Once a payment method has been selected, you will see two tabs on the top of the screen. Select the Fraud Expert tab as shown in the screenshot.
On the page, you will see your Global Fraud Score matrix. You can define what action or behavior that you would you like to do, based on the Global Fraud Score of your transactions.
For instance, a transaction may receive a green score (low fraud risk) based on your FDMA settings (as you had defined in Chapter 4). However, our Fraud Expert system may score the same transaction as red (high fraud risk). You can then decide what action you want to take if such a scoring is denoted on a transaction.
Manage orange transactions
As we had stated earlier, transactions that have an orange score are considered to have medium fraud risk. With the Global Fraud Score matrix, you can “freeze” orange transactions for manual review. This means that you have the opportunity to review the transactions yourself before making a final decision.

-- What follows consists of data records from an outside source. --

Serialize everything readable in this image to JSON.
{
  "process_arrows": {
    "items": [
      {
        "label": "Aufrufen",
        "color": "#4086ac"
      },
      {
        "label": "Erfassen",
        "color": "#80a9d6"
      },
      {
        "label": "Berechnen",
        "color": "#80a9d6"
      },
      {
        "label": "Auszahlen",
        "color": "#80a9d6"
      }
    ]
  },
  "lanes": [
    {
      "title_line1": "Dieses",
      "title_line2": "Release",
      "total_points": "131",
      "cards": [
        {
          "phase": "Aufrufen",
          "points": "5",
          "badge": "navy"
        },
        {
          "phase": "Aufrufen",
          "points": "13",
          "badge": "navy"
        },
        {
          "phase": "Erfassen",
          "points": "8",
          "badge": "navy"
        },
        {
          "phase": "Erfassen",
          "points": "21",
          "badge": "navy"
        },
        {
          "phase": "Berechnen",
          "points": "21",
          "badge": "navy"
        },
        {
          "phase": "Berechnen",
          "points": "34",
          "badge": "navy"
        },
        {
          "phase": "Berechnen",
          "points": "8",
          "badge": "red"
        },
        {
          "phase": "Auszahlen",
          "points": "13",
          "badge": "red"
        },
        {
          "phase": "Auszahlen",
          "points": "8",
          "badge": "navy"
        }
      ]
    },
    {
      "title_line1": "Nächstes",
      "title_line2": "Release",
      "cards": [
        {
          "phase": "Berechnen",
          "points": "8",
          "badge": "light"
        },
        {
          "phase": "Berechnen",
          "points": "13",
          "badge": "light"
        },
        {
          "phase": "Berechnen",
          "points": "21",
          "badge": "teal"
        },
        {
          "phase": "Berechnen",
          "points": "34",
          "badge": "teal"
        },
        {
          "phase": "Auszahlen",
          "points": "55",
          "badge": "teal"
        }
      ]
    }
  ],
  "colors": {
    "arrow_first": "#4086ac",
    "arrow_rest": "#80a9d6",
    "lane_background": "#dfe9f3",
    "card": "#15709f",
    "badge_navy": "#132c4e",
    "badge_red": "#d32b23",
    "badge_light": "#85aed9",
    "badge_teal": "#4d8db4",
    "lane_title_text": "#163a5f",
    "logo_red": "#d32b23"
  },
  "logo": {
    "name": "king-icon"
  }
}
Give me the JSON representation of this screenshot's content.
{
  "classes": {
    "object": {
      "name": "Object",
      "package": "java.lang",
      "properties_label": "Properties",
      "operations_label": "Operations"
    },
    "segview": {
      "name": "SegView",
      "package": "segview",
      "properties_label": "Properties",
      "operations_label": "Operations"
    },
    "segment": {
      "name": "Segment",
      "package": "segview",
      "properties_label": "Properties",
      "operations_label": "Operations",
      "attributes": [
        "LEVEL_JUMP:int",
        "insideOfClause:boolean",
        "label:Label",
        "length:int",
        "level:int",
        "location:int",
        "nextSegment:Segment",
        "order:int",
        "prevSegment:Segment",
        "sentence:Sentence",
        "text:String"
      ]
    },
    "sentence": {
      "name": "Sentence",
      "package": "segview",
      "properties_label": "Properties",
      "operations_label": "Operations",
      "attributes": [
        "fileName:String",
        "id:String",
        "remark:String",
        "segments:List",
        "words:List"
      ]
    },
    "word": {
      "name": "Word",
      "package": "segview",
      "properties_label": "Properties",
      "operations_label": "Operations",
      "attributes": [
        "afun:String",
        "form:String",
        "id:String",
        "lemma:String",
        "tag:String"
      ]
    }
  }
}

Recommendation: We recommend that you do not wait to take a decision. If no action is made after the freeze period is over, the payment will automatically be processed!
You can decide the length of your freeze period by going to the Fraud Expert tab of each payment method.
Once you have decided on a freeze period, you can view all impacted orange transactions by going to Operations > View Transactions. Select ADVANCED SEARCH CRITERIA. Look up the transactions with the filter Risk Category and Fraud Expert Manual Review.
In the list of transactions displayed, you will see symbols under the Global Fraud Score column.
- Hand symbol: Click on this symbol to either release or block transactions.
- Hourglass symbol: Transactions with this symbol are awaiting to be released or blocked based on the results of our Fraud Expert review.